Org 25435 serum concentration at 'time eyes opened on command'

For subjects 9-19 belonging to dose groups 3 and 4 mg/kg an arterial blood sample was taken at the time at which the eyes were opened on command. The mean Org 25435 concentration at which eyes were opened on command was 4462 ng/mL (median 4679 ng/mL).

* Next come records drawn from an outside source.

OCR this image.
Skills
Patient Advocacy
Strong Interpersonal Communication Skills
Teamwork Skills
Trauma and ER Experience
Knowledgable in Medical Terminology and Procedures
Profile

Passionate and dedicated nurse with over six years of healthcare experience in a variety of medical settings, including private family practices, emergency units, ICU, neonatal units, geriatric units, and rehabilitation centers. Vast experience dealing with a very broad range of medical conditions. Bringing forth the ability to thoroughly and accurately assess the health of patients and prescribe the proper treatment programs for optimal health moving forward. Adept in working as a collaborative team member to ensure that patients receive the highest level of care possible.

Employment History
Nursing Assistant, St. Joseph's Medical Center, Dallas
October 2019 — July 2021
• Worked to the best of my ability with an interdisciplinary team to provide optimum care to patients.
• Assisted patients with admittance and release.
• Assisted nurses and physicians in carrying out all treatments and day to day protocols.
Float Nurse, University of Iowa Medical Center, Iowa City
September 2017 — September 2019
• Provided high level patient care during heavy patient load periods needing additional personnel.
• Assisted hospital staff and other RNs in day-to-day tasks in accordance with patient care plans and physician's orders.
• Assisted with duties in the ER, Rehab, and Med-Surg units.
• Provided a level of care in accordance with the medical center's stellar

Table 1 provides the times of occurrence of various markers of sedation and the associated predicted effect site concentration of Org25435 for subjects in the short infusion group.

Haemodynamics

Short infusions of Org 25435 at anaesthetic doses caused an immediate reduction in arterial blood pressure with an increase in heart rate. During TCI, there was a sustained reduction in arterial pressure and increase in heart rate and which gradually resolved after the infusions were discontinued. Systolic arterial pressure fell from 146 ± 13 to a minimum of 113 ± 14 mmHg at 37 min. The heart rate of subjects receiving TCI increased from 70 ± 6 beats min^-1 to a maximum of 102 ± 14 at 9 min. See Figure 3.

Mean arterial blood pressures and heart rate before and after administration of 4 mg/kg Org 25435 over 1 minute, n = 5. The injection of Org 25435 caused an immediate tachycardia.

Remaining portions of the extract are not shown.